Sassuolo-Ferrara, pestaggi “autorizzati” nell’era della guerra permanente

Mattina di domenica 19 febbraio, Sassuolo, provincia di Modena.
Un ragazzo marocchino è a terra, seminudo, immobilizzato. Contro di lui si accaniscono con pugni e calci due carabinieri, un terzo assiste. A qualche metro di distanza un testimone riprende con la videocamera del proprio telefono cellulare la scena, rendendo possibili le reazioni, le prese di posizione, i commenti.
Seguiranno gli accertamenti e le indagini, che ci auguriamo possano fare piena luce sull’accaduto. Rimane tuttavia il senso di sconcerto guardando quelle immagini di violenza ingiustificata.
A maggior ragione se a quelle sequenze affianchiamo il ricordo dei tanti episodi analoghi, come quello di Ferrara dello scorso settembre, in cui il giovane Federico Aldrovandi trovò la morte in circostanze ancora oscure.
Muovendo da queste drammatiche constatazioni ci poniamo un interrogativo: cosa ha questo episodio di violenza in comune con gli innumerevoli pestaggi di neri e ispanici da parte delle forze dell’ordine statunitensi?
Molto, troppo. L’unica differenza è che, in questo caso, non si è ancora scatenata la rivolta del quartiere, in una città in cui pochi mesi fa l’amministrazione espropriò con la forza un intero palazzo abitato da lavoratori immigrati, e l’aggressione non è sfociata in linciaggio.
Ma come non vedere che il clima è il medesimo e che il razzismo e la caccia allo straniero sono i primi “effetti collaterali” di una guerra permanente che ha superato da tempo i confini dei conflitti militari?
L’odio nei confronti di ciò che è percepito come diverso, la militarizzazione delle relazioni sociali, la presunzione dell’onnipotenza dei poteri: tutto ciò è diretta conseguenza della guerra.

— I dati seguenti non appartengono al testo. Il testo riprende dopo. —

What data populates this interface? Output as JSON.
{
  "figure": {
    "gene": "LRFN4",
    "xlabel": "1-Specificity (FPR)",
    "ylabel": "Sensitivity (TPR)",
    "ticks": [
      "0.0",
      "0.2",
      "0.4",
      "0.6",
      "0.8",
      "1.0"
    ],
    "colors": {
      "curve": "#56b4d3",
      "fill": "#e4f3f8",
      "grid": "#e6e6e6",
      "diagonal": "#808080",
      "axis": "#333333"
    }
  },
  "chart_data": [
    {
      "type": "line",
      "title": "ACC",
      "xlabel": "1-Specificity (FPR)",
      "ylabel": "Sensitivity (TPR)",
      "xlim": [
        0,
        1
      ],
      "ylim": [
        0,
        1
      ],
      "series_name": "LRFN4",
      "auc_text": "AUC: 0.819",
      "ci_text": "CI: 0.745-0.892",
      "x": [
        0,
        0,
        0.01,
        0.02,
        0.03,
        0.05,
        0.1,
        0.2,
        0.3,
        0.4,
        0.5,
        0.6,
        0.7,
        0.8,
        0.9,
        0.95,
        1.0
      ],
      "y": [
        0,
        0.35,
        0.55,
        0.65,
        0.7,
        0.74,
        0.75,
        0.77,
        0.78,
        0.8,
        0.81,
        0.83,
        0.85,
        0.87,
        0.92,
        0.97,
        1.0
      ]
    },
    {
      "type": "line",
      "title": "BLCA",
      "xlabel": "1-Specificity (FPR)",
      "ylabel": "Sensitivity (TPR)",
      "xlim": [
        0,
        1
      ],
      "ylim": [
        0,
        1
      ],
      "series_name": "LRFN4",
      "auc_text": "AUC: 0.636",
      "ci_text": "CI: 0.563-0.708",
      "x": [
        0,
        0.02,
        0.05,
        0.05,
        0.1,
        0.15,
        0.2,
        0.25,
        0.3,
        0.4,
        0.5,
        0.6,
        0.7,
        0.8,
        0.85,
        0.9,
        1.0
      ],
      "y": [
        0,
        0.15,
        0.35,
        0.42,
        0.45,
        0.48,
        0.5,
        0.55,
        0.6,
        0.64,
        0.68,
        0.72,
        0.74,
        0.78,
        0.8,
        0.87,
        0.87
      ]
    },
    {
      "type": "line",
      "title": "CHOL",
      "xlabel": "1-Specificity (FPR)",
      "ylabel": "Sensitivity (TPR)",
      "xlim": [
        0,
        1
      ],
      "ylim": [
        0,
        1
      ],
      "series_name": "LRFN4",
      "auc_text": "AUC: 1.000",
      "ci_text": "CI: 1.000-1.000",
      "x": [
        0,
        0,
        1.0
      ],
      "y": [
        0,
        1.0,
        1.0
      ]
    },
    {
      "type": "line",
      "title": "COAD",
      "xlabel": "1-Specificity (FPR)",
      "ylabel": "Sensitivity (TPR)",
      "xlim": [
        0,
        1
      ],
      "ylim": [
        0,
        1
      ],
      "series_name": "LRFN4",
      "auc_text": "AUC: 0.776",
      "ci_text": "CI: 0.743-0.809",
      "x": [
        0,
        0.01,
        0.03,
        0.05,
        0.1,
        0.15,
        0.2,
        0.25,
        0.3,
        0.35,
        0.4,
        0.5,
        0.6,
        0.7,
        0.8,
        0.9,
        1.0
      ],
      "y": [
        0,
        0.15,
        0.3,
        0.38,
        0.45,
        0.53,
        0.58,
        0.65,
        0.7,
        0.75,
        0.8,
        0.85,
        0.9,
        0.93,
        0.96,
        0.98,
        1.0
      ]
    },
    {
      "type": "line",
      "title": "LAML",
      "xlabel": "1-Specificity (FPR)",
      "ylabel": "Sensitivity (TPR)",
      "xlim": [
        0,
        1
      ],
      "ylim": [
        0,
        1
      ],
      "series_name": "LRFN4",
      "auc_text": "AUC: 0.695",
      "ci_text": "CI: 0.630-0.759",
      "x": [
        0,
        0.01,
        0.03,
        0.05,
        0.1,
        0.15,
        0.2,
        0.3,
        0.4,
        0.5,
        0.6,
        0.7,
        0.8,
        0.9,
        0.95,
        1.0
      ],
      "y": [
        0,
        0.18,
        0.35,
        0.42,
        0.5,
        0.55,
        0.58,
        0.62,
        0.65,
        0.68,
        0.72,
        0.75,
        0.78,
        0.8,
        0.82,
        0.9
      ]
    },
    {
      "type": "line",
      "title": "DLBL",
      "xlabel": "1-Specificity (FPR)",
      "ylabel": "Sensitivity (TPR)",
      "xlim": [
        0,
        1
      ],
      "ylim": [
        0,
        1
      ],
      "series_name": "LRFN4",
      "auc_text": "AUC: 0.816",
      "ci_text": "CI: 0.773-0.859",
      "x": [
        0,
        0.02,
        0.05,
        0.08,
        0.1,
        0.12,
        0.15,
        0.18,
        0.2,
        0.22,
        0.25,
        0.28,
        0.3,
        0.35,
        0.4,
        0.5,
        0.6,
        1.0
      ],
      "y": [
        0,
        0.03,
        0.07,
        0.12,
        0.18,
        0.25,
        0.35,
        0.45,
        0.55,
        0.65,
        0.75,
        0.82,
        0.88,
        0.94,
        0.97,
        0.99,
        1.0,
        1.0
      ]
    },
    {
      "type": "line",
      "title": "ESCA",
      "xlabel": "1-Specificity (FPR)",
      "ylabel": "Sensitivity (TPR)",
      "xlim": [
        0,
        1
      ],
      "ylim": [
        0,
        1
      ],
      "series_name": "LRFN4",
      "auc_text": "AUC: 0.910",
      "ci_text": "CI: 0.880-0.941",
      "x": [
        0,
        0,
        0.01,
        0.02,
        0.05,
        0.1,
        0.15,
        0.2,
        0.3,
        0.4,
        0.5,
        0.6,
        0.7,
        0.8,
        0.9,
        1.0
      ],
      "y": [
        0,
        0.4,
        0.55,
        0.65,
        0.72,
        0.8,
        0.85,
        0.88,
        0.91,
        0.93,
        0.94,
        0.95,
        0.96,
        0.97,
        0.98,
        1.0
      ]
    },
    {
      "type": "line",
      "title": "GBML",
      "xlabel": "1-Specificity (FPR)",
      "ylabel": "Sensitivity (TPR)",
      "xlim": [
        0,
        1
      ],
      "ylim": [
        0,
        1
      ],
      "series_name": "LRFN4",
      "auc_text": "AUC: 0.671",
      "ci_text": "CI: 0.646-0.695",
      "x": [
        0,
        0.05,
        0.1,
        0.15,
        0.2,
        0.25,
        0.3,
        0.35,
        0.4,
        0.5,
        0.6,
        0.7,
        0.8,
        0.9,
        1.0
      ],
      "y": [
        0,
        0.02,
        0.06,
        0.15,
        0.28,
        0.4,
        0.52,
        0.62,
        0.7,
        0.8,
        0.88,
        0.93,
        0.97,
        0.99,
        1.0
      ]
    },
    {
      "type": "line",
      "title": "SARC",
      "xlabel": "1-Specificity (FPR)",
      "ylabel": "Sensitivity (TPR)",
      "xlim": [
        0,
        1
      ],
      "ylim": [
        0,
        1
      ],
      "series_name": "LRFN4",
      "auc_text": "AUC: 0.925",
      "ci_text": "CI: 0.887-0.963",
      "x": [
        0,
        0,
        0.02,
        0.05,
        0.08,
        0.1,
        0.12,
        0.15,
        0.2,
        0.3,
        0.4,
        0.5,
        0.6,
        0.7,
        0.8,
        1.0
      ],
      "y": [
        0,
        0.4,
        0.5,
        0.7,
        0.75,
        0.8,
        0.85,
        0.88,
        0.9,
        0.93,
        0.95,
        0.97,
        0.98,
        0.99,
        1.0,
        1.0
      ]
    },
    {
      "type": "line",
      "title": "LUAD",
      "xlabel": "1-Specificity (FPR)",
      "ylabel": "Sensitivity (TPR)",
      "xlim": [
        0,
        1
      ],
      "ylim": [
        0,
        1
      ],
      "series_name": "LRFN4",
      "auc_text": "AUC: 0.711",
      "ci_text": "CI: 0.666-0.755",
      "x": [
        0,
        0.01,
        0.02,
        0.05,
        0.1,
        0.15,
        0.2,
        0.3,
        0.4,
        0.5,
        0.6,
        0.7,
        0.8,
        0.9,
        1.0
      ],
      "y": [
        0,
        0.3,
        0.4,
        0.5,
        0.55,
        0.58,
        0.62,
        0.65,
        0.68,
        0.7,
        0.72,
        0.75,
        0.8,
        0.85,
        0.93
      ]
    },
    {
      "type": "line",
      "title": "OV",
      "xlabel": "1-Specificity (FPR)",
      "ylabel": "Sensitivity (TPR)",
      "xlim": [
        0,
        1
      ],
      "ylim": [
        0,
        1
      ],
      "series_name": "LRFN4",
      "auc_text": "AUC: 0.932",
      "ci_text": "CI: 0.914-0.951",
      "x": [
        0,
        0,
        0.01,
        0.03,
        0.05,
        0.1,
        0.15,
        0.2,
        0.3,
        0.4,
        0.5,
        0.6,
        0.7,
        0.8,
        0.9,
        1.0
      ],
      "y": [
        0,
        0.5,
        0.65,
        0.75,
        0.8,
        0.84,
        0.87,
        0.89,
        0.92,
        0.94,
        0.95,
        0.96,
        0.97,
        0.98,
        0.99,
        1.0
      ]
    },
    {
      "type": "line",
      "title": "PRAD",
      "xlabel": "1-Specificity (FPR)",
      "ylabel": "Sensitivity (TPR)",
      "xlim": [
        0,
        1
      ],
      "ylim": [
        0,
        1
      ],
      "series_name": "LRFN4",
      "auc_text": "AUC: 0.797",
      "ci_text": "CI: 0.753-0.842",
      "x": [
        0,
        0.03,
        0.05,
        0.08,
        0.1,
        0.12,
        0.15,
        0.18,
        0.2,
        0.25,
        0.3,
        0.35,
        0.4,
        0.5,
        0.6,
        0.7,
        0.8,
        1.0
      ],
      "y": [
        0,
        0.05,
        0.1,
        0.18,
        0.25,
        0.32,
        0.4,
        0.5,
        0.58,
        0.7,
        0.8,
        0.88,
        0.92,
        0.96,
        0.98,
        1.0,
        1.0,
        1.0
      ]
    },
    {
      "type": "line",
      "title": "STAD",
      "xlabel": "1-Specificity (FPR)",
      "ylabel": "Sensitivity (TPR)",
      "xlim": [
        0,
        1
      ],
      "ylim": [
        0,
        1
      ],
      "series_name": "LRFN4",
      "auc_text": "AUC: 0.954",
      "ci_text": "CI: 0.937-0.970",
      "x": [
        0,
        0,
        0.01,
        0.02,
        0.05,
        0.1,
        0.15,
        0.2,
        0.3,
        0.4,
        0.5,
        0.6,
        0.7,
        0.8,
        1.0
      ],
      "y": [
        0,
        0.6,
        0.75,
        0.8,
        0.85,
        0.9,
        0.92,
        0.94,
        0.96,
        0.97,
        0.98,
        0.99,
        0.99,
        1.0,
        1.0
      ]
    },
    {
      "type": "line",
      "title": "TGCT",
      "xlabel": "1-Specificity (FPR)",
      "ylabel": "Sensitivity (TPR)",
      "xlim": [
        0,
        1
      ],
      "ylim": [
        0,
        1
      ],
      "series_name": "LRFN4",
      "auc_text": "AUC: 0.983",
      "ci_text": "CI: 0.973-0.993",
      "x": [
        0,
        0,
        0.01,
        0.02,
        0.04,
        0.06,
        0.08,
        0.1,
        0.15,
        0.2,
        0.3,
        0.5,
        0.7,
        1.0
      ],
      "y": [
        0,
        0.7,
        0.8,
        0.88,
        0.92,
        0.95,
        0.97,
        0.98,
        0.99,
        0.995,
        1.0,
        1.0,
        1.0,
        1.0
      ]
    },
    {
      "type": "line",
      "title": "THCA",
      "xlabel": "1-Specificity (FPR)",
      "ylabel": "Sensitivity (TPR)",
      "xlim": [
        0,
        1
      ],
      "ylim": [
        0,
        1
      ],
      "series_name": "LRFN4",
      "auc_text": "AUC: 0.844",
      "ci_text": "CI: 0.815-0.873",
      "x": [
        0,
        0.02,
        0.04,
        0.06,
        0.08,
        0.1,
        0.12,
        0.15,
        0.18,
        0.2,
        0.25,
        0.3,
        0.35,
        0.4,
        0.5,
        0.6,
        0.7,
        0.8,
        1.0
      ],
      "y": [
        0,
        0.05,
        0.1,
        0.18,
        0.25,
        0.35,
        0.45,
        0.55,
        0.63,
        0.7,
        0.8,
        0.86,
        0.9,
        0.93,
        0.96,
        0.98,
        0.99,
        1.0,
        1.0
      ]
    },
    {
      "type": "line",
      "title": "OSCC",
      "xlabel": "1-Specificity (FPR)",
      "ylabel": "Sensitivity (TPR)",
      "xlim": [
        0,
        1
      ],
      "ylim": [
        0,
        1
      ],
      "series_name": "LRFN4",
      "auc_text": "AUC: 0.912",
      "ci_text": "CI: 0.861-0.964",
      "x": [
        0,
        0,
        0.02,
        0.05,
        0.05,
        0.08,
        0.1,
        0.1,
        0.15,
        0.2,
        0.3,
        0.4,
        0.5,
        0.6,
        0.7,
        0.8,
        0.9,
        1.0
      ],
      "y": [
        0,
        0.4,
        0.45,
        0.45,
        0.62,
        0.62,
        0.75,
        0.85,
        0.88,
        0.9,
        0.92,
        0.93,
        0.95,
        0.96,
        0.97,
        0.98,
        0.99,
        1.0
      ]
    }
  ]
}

Non sorprende, purtroppo, nemmeno il secondo elemento che qui vogliamo mettere in luce: la reazione della città, una raccolta di firme di solidarietà nei confronti dei carabinieri certamente sostenuta e coordinata da forze politiche xenofobe ma che raccoglie consensi trasversali.
Una sete di ritorsione e vendetta che sceglie rabbiosamente di affidarsi all’arbitrio delle forze dell’ordine e, in ultima istanza, ad un sistema autoritario di reazione e repressione.
E’ una chiamata alle armi che intreccia ossessione sicuritaria e crociata identitaria.
Quel “marocchino di merda” urlato dal carabiniere mentre pesta i piedi sulla schiena del ragazzo è la traduzione comprensibile del manifesto di Marcello Pera, il frutto avvelenato del clima di guerra nel quale, ogni giorno di più, rimaniamo imprigionati.